The story, originally posted on TheNewsNerd.com, has reached millions through print and broadcast pick-up and numerous repostings by social media users. The problem is that the story isn’t true. Now, Franklin is fighting-back with a right hook of her own–she is suing the website and its CEO, Kato Leonard, for ten million dollars. As a result, hundreds of subsequent stories ran and were posted on the Internet and other forms of traditional media. “The stories were not presented as satire or humor,” says Franklin. “It was presented as a serious news story intended to depict me in a slanderous and derogatory way—defamation of character.”
The News Nerd gave a detailed account of the two meeting in Atlanta at a concert, where LaBelle attacked Franklin, “causing the singer to stumble and fall, landing awkwardly.” The site goes on to say LaBelle has a court date this week in reference to the case.
The site has a disclaimer at the bottom of the page that says it is a “purely satirical” site. However, the reaction to the story was real and so intense that Franklin released the following statement on Tuesday, April 15, 2014:
“I’ve never heard anything crazier—regarding myself and Patti allegedly fighting on March 20, in Atlanta,” she says. “On March 20, I was in New York City readying for my birthday patty (Sorry. LOL. Laughing at my typo error). I meant PARTY, which we all had one fabulous time. Patti and I are cool and we always have been. I enjoyed her at the White House. Classic Patti.”
According to the Detroit News, the fake report was undoubtedly prompted by a clip from the recent PBS “Women of Soul” program, which appeared to show Franklin brushing past LaBelle as she was helped onto the stage at the White House. But the clip was presented on many websites out of context. On the PBS show, Franklin can be seen hugging LaBelle as she left the stage.

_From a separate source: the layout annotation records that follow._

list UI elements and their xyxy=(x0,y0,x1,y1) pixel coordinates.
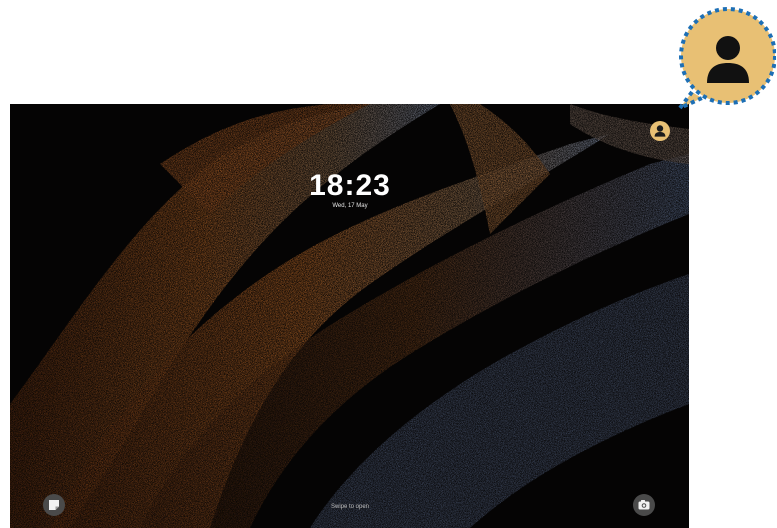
swipe-hint: Swipe to open xyxy=(330,504,370,510)
wallpaper xyxy=(10,104,689,528)
note-shortcut-button[interactable] xyxy=(43,494,65,516)
lock-screen-clock: 18:23 xyxy=(309,169,391,202)
person-icon xyxy=(678,7,777,110)
user-profile-button[interactable] xyxy=(650,121,670,141)
lock-screen[interactable]: 18:23 Wed, 17 May Swipe to open xyxy=(10,104,689,528)
person-icon xyxy=(654,125,666,137)
page: 18:23 Wed, 17 May Swipe to open xyxy=(0,0,777,528)
user-profile-callout xyxy=(676,4,777,112)
camera-icon xyxy=(638,500,650,510)
camera-shortcut-button[interactable] xyxy=(633,494,655,516)
lock-screen-date: Wed, 17 May xyxy=(332,203,368,209)
note-icon xyxy=(49,500,59,510)
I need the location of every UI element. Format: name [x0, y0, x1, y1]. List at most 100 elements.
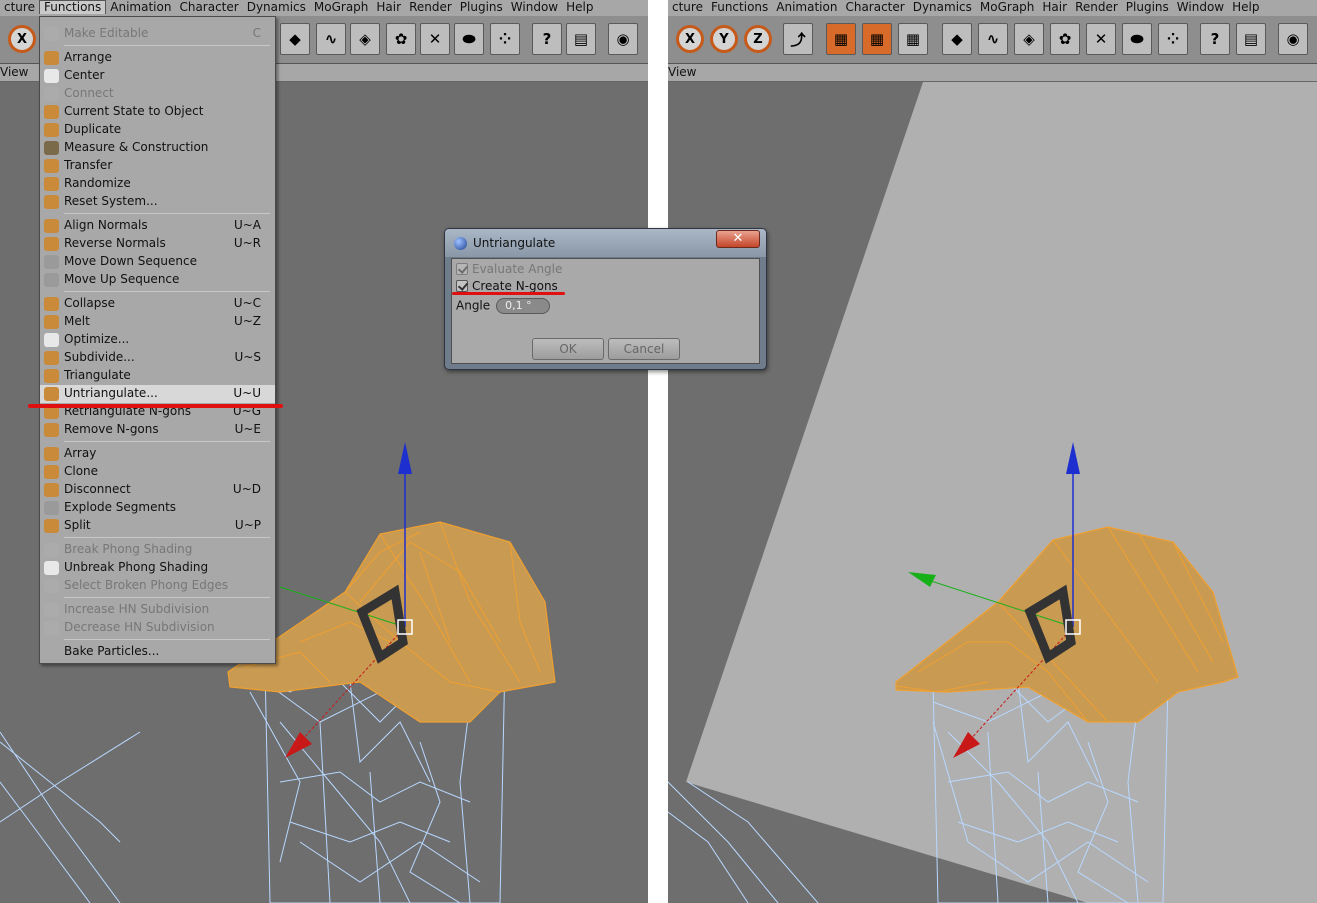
menu-functions[interactable]: Functions	[38, 0, 107, 14]
menu-render[interactable]: Render	[405, 0, 456, 15]
menu-item-icon	[44, 561, 59, 575]
roof-left	[227, 521, 556, 723]
create-ngons-checkbox[interactable]	[456, 280, 468, 292]
menu-item-icon	[44, 69, 59, 83]
menu-cture[interactable]: cture	[0, 0, 39, 15]
menu-item-move-down-sequence[interactable]: Move Down Sequence	[40, 253, 275, 271]
menu-character[interactable]: Character	[841, 0, 908, 15]
menu-item-disconnect[interactable]: Disconnect U~D	[40, 481, 275, 499]
menu-item-optimize[interactable]: Optimize...	[40, 331, 275, 349]
array-icon-left[interactable]: ✿	[386, 23, 416, 55]
dialog-titlebar[interactable]: Untriangulate ✕	[445, 229, 766, 257]
menu-item-connect[interactable]: Connect	[40, 85, 275, 103]
menu-dynamics[interactable]: Dynamics	[243, 0, 310, 15]
nurbs-icon[interactable]: ◈	[1014, 23, 1044, 55]
deformer-icon-left[interactable]: ✕	[420, 23, 450, 55]
array-icon[interactable]: ✿	[1050, 23, 1080, 55]
menu-item-icon	[44, 315, 59, 329]
menu-help[interactable]: Help	[1228, 0, 1263, 15]
viewport-right[interactable]	[668, 82, 1317, 903]
evaluate-angle-row[interactable]: Evaluate Angle	[456, 262, 562, 276]
menu-cture[interactable]: cture	[668, 0, 707, 15]
menu-help[interactable]: Help	[562, 0, 597, 15]
scene-icon-left[interactable]: ⬬	[454, 23, 484, 55]
cube-icon-left[interactable]: ◆	[280, 23, 310, 55]
layout-icon[interactable]: ▤	[1236, 23, 1266, 55]
help-cursor-icon[interactable]: ?	[1200, 23, 1230, 55]
menu-item-measure-construction[interactable]: Measure & Construction	[40, 139, 275, 157]
menu-item-untriangulate[interactable]: Untriangulate... U~U	[40, 385, 275, 403]
angle-input[interactable]: 0,1 °	[496, 298, 551, 314]
menu-item-current-state-to-object[interactable]: Current State to Object	[40, 103, 275, 121]
menu-item-bake-particles[interactable]: Bake Particles...	[40, 643, 275, 661]
render-settings-icon[interactable]: ▦	[898, 23, 928, 55]
menu-hair[interactable]: Hair	[1038, 0, 1071, 15]
menu-render[interactable]: Render	[1071, 0, 1122, 15]
menu-item-label: Align Normals	[64, 218, 148, 232]
axis-z-button-right[interactable]: Z	[744, 25, 772, 53]
menu-item-reverse-normals[interactable]: Reverse Normals U~R	[40, 235, 275, 253]
help-cursor-icon-left[interactable]: ?	[532, 23, 562, 55]
menu-item-break-phong-shading[interactable]: Break Phong Shading	[40, 541, 275, 559]
menu-hair[interactable]: Hair	[372, 0, 405, 15]
menu-item-make-editable[interactable]: Make Editable C	[40, 25, 275, 43]
menu-item-explode-segments[interactable]: Explode Segments	[40, 499, 275, 517]
axis-y-button-right[interactable]: Y	[710, 25, 738, 53]
menu-item-decrease-hn-subdivision[interactable]: Decrease HN Subdivision	[40, 619, 275, 637]
menu-animation[interactable]: Animation	[106, 0, 175, 15]
ok-button[interactable]: OK	[532, 338, 604, 360]
menu-item-split[interactable]: Split U~P	[40, 517, 275, 535]
spline-icon[interactable]: ∿	[978, 23, 1008, 55]
menu-item-subdivide[interactable]: Subdivide... U~S	[40, 349, 275, 367]
menu-item-transfer[interactable]: Transfer	[40, 157, 275, 175]
nurbs-icon-left[interactable]: ◈	[350, 23, 380, 55]
menu-item-array[interactable]: Array	[40, 445, 275, 463]
layout-icon-left[interactable]: ▤	[566, 23, 596, 55]
menu-item-center[interactable]: Center	[40, 67, 275, 85]
browser-icon-left[interactable]: ◉	[608, 23, 638, 55]
deformer-icon[interactable]: ✕	[1086, 23, 1116, 55]
menu-functions[interactable]: Functions	[707, 0, 772, 15]
coordinate-system-icon[interactable]: ⤴	[783, 23, 813, 55]
cube-icon[interactable]: ◆	[942, 23, 972, 55]
menu-mograph[interactable]: MoGraph	[310, 0, 373, 15]
menu-item-icon	[44, 351, 59, 365]
menu-item-clone[interactable]: Clone	[40, 463, 275, 481]
menu-item-collapse[interactable]: Collapse U~C	[40, 295, 275, 313]
menu-plugins[interactable]: Plugins	[456, 0, 507, 15]
axis-x-button[interactable]: X	[8, 25, 36, 53]
menu-item-randomize[interactable]: Randomize	[40, 175, 275, 193]
particle-icon-left[interactable]: ⁘	[490, 23, 520, 55]
menu-item-increase-hn-subdivision[interactable]: Increase HN Subdivision	[40, 601, 275, 619]
menu-item-remove-n-gons[interactable]: Remove N-gons U~E	[40, 421, 275, 439]
spline-icon-left[interactable]: ∿	[316, 23, 346, 55]
create-ngons-row[interactable]: Create N-gons	[456, 279, 558, 293]
menu-item-duplicate[interactable]: Duplicate	[40, 121, 275, 139]
cancel-button[interactable]: Cancel	[608, 338, 680, 360]
evaluate-angle-checkbox[interactable]	[456, 263, 468, 275]
menu-item-align-normals[interactable]: Align Normals U~A	[40, 217, 275, 235]
menu-item-select-broken-phong-edges[interactable]: Select Broken Phong Edges	[40, 577, 275, 595]
menu-window[interactable]: Window	[1173, 0, 1228, 15]
render-region-icon[interactable]: ▦	[862, 23, 892, 55]
menu-item-move-up-sequence[interactable]: Move Up Sequence	[40, 271, 275, 289]
menu-item-melt[interactable]: Melt U~Z	[40, 313, 275, 331]
axis-x-button-right[interactable]: X	[676, 25, 704, 53]
close-button[interactable]: ✕	[716, 230, 760, 248]
browser-icon[interactable]: ◉	[1278, 23, 1308, 55]
menu-item-unbreak-phong-shading[interactable]: Unbreak Phong Shading	[40, 559, 275, 577]
menu-item-triangulate[interactable]: Triangulate	[40, 367, 275, 385]
menu-mograph[interactable]: MoGraph	[976, 0, 1039, 15]
menu-window[interactable]: Window	[507, 0, 562, 15]
view-menu-label-right[interactable]: View	[668, 65, 696, 79]
menu-plugins[interactable]: Plugins	[1122, 0, 1173, 15]
particle-icon[interactable]: ⁘	[1158, 23, 1188, 55]
view-menu-label[interactable]: View	[0, 65, 28, 79]
menu-item-reset-system[interactable]: Reset System...	[40, 193, 275, 211]
menu-animation[interactable]: Animation	[772, 0, 841, 15]
menu-character[interactable]: Character	[175, 0, 242, 15]
scene-icon[interactable]: ⬬	[1122, 23, 1152, 55]
render-view-icon[interactable]: ▦	[826, 23, 856, 55]
menu-dynamics[interactable]: Dynamics	[909, 0, 976, 15]
menu-item-arrange[interactable]: Arrange	[40, 49, 275, 67]
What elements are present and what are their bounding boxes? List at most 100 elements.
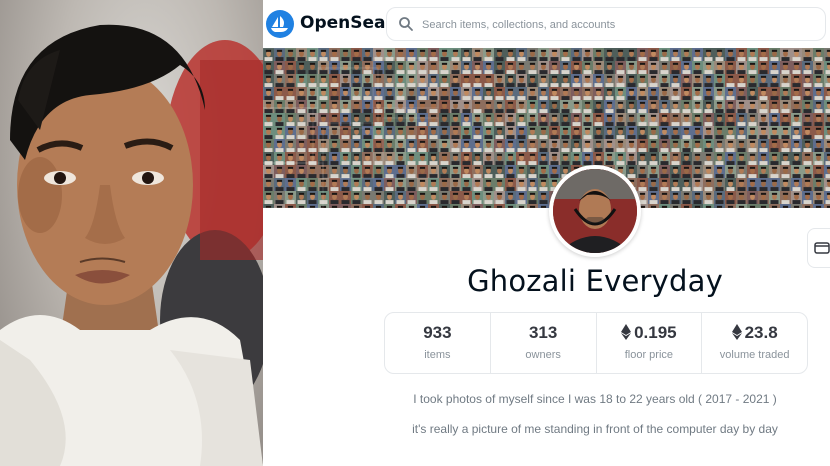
banner-tile [747, 61, 758, 74]
stat-owners[interactable]: 313 owners [491, 313, 597, 373]
banner-tile [791, 48, 802, 61]
banner-tile [483, 87, 494, 100]
banner-tile [604, 126, 615, 139]
banner-tile [406, 152, 417, 165]
banner-tile [736, 87, 747, 100]
banner-tile [736, 139, 747, 152]
banner-tile [373, 48, 384, 61]
brand-name[interactable]: OpenSea [300, 13, 386, 33]
banner-tile [659, 126, 670, 139]
banner-tile [648, 74, 659, 87]
banner-tile [274, 48, 285, 61]
banner-tile [483, 61, 494, 74]
banner-tile [263, 74, 274, 87]
banner-tile [329, 113, 340, 126]
banner-tile [428, 178, 439, 191]
banner-tile [637, 61, 648, 74]
banner-tile [384, 204, 395, 208]
banner-tile [296, 126, 307, 139]
banner-tile [516, 204, 527, 208]
banner-tile [384, 152, 395, 165]
banner-tile [461, 61, 472, 74]
banner-tile [527, 61, 538, 74]
banner-tile [329, 87, 340, 100]
banner-tile [780, 113, 791, 126]
banner-tile [692, 74, 703, 87]
banner-tile [802, 126, 813, 139]
banner-tile [747, 126, 758, 139]
stat-volume-traded[interactable]: 23.8 volume traded [702, 313, 807, 373]
banner-tile [714, 48, 725, 61]
banner-tile [318, 48, 329, 61]
banner-tile [615, 126, 626, 139]
banner-tile [725, 204, 736, 208]
wallet-button[interactable] [807, 228, 830, 268]
banner-tile [637, 48, 648, 61]
banner-tile [439, 113, 450, 126]
description-line-2: it's really a picture of me standing in … [412, 422, 778, 436]
banner-tile [703, 126, 714, 139]
banner-tile [428, 100, 439, 113]
banner-tile [285, 165, 296, 178]
stat-items[interactable]: 933 items [385, 313, 491, 373]
banner-tile [351, 48, 362, 61]
banner-tile [285, 204, 296, 208]
banner-tile [329, 152, 340, 165]
banner-tile [340, 87, 351, 100]
banner-tile [472, 139, 483, 152]
banner-tile [549, 87, 560, 100]
stat-label: owners [525, 349, 561, 361]
stat-floor-price[interactable]: 0.195 floor price [597, 313, 703, 373]
banner-tile [769, 48, 780, 61]
banner-tile [362, 74, 373, 87]
banner-tile [329, 100, 340, 113]
banner-tile [780, 191, 791, 204]
banner-tile [824, 139, 830, 152]
banner-tile [648, 61, 659, 74]
banner-tile [582, 152, 593, 165]
portrait-photo [0, 0, 263, 466]
banner-tile [296, 178, 307, 191]
opensea-logo-icon[interactable] [266, 10, 294, 38]
banner-tile [780, 139, 791, 152]
banner-tile [780, 126, 791, 139]
banner-tile [593, 139, 604, 152]
search-input[interactable] [420, 14, 814, 36]
banner-tile [373, 139, 384, 152]
banner-tile [406, 100, 417, 113]
banner-tile [527, 126, 538, 139]
banner-tile [560, 139, 571, 152]
banner-tile [791, 113, 802, 126]
banner-tile [406, 204, 417, 208]
banner-tile [516, 191, 527, 204]
banner-tile [395, 165, 406, 178]
banner-tile [340, 178, 351, 191]
banner-tile [725, 165, 736, 178]
banner-tile [791, 74, 802, 87]
banner-tile [527, 191, 538, 204]
description-line-1: I took photos of myself since I was 18 t… [413, 392, 777, 406]
banner-tile [362, 113, 373, 126]
banner-tile [461, 113, 472, 126]
banner-tile [439, 100, 450, 113]
banner-tile [274, 74, 285, 87]
banner-tile [417, 165, 428, 178]
banner-tile [461, 191, 472, 204]
search-bar[interactable] [386, 7, 826, 41]
collection-avatar[interactable] [549, 165, 641, 257]
banner-tile [703, 48, 714, 61]
stat-value: 933 [423, 323, 452, 342]
banner-tile [670, 48, 681, 61]
banner-tile [373, 191, 384, 204]
banner-tile [670, 204, 681, 208]
banner-tile [758, 152, 769, 165]
banner-tile [296, 74, 307, 87]
banner-tile [692, 48, 703, 61]
banner-tile [307, 191, 318, 204]
banner-tile [296, 113, 307, 126]
banner-tile [824, 61, 830, 74]
banner-tile [626, 113, 637, 126]
banner-tile [351, 152, 362, 165]
banner-tile [494, 61, 505, 74]
banner-tile [659, 61, 670, 74]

There are dozens of so called “satirical sites” on the web that have created social media stirs because people do not understand that the stories are not true. The disclaimers are rarely prominently placed so that viewers can understand what they are reading. These “fake stories” often make news. Legitimate news organizations, including USA Today and the Detroit News, ran stories today [April 15, 2014] to address the widely-distributed misinformation prompted by the News Nerd story.